A resident freshwater fishing license would jump from $26 to $29.50 and a combination freshwater-saltwater-shellfish resident license from $48.20 to $54.25. An elk license would increase from $45.20 to $57, while a deer license would decrease from $45.20 to $44.90.
While most licenses would cost more, fees for youths, seniors and disabled veterans would decrease.
Increases in commercial fishing fees also are proposed.
The Washington Department of Fish and Wildlife is facing a $10 million to $20 million shortfall in state general fund money plus about a $10 million reduction in the state wildlife account, which mostly comes from license revenue, in the 2011-2013 budget cycle.
Phil Anderson, department director, said cuts might include 20 wildlife enforcement jobs, closure of seven to 11 fish hatcheries, elimination of steelhead fishing in Puget Sound tributaries and closure of some of the agency's 700 public access areas.
Anderson is making appearances around the state explaining the potential license increases and seeking reaction.

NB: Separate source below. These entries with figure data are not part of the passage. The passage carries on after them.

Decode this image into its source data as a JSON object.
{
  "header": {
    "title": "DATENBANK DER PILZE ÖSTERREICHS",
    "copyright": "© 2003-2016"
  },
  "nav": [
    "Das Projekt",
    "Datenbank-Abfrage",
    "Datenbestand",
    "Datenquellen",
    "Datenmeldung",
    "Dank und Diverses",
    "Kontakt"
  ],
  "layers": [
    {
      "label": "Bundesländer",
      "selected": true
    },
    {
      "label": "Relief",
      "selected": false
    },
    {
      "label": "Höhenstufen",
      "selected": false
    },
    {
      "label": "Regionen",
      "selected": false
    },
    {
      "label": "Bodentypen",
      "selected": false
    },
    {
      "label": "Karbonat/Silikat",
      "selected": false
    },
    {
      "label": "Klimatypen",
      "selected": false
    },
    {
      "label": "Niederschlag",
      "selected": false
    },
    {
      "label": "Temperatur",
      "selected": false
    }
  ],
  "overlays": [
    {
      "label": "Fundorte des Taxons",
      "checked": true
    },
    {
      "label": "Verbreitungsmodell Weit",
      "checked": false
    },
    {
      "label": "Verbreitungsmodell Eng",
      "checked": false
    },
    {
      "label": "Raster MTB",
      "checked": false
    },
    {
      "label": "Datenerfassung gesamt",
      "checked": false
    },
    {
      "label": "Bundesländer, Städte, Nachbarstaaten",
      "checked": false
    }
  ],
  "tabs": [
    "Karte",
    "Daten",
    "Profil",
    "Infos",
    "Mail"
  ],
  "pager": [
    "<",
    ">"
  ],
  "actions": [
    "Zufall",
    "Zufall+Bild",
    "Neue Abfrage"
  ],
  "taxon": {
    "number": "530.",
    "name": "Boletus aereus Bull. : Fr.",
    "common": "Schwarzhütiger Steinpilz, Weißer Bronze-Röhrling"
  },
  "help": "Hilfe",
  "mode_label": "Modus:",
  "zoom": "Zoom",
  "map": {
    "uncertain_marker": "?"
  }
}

New license fees require action by the state Legislature.
"We've got to have relatively broad-base support or the Legislature isn't going to buy it and we're going to be faced with a whole bunch of cuts," Anderson told the Columbia River recreational and commercial advisory groups in Vancouver recently.
The department is looking at a variety of ways to increase revenue to maintain its programs status quo, he said.
Other revenue measures:
? Switching the money from saltwater fishing, shellfish and razor clam licenses from the general fund (where it can be used for any purpose) to the state wildlife account. That would help to the tune of $3 million a biennium.
? Switching commercial license fees from the general fund to the department. That would add about $2 million.
? Adding a commercial fishing license "administrative fee'' of either $70 or $105 per license.
? Charging a fee for Hydraulics Permit Approvals, the environmental review required to work in state waterways. The fee would provide $3.3 million.
? Creating an "Explore Washington Pass'' with the state Department of Natural Resources.
The pass would be required to use the 5 million acres of lands managed by the departments of Fish and Wildlife and Natural Resources.
Anderson said the pass would cost $5 for hunting or fishing license buyers and $40 for others age 18 and older.
State lawmakers early this year approved a 10-percent surcharge on hunting and fishing license fees, but that ends on June 30, 2011.